Mais il faut tout de même mentionner le sociologue Jean Baudrillard qui - avec certes moins d'allant et d'humour noir que Postman - montre l'obscénité de la télévision, se rapprochant en cela davantage du propos de Cicéron. Il n'entend pas par là ce qu'on met généralement dans le mot obscène ; il veut plutôt parler de la brutalité de ce que l'on nous montre  : les bains de sang, les victimes d'accidents ou de crises violents, qui sont devenus l'élément essentiel - sinon le seul - de ce que l'on appelle les actualités, et surtout les gros plans éhontés, irrespectueux, de gens se trouvant dans des situations tragiques, désespérées, une mère près du corps de son enfant mort, le visage d'un homme qui meurt, ou les questions idiotes avec lesquelles on harcèle quelqu'un qui, venant d'échapper d'un cheveu à la mort, n'a besoin que d'une chose, qu'on le laisse tranquille.
Cet étalage de voyeurisme, ce manque du plus élémentaire respect pour la souffrance humaine et la vie privée des individus méritent en effet d'être qualifiés d'obscènes (en particulier quand ils sont suivis par la musique imbécile d'un publicité pour des cigarettes). 
Mais, bien sûr, nous savons et apprécions tous le fait que les médias essaient de cette façon d'accomplir leur sublime et démocratique mission de tenir le citoyen complètement informé ... 
Et, pour cette raison, toute l'affaire se prête on ne peut mieux à l'implantation d'ultrasolutions dans des centaines de millions de cerveaux.

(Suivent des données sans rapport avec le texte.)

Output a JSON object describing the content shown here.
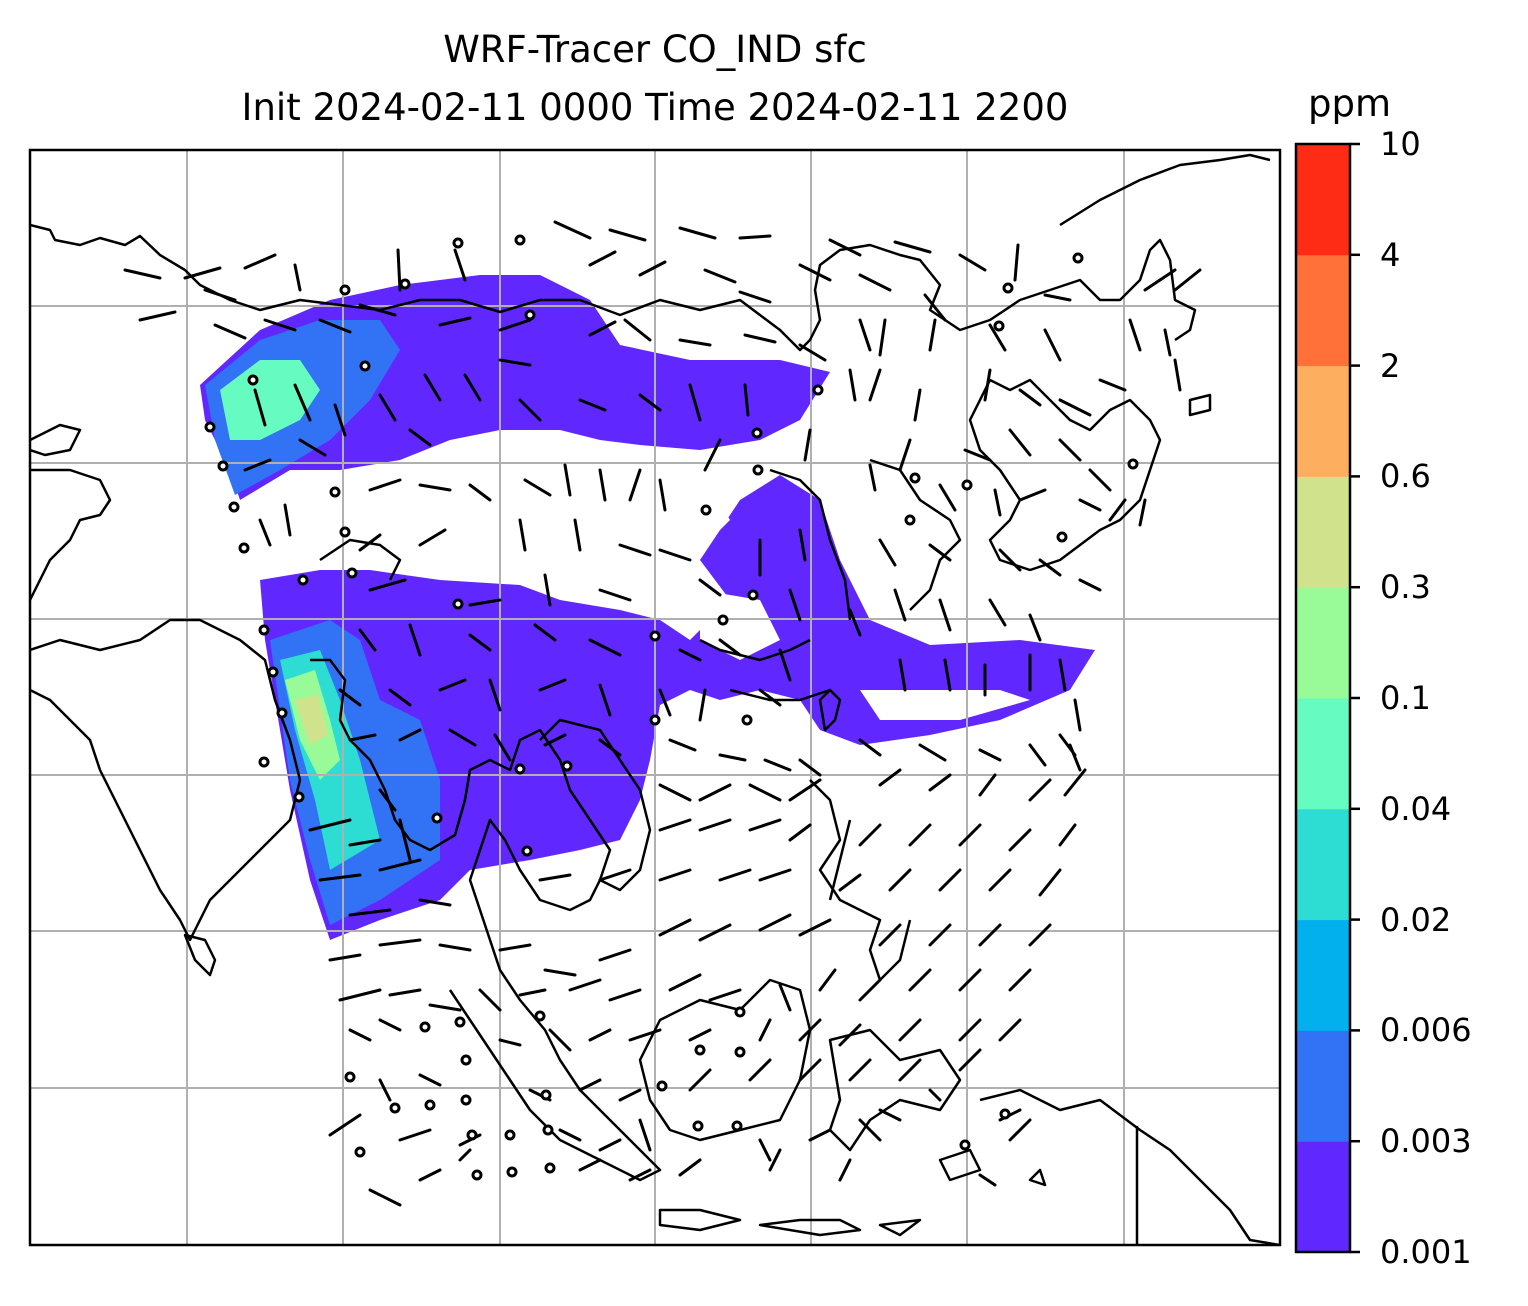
{
  "title": {
    "line1": "WRF-Tracer CO_IND sfc",
    "line2": "Init 2024-02-11 0000 Time 2024-02-11 2200"
  },
  "colorbar": {
    "unit": "ppm",
    "levels": [
      "0.001",
      "0.003",
      "0.006",
      "0.02",
      "0.04",
      "0.1",
      "0.3",
      "0.6",
      "2",
      "4",
      "10"
    ],
    "colors": [
      "#6127ff",
      "#3272f5",
      "#01b0ec",
      "#2ddcd3",
      "#66fbc0",
      "#98fb98",
      "#d0e38c",
      "#feae5f",
      "#ff7138",
      "#ff2c15"
    ]
  },
  "map": {
    "frame_color": "#000000",
    "gridline_color": "#b0b0b0",
    "coastline_color": "#000000",
    "symbols": [
      "wind-barbs",
      "calm-wind-circles",
      "coastlines",
      "gridlines"
    ]
  }
}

On pourrait ajouter les jeux numériques qui préparent et entraînent les nouvelles générations à l'ultra-violence, à la guerre, au meurtre, au mépris de la vie humaine et de la nature.

Paul Watslawic nous donne, ou rappelle, deux concepts proches de la zemblanité : son ultrasolution et l'hubris des grecs anciens.

(1) Éditeur : Points (2 mai 2014) Collection : Points Essais ISBN-10 : 2757841815
(2) Neil Postman : Amusing Ourselves to Death (Amusez-vous du spectacle de la mort) New York, édition Viking, 1984.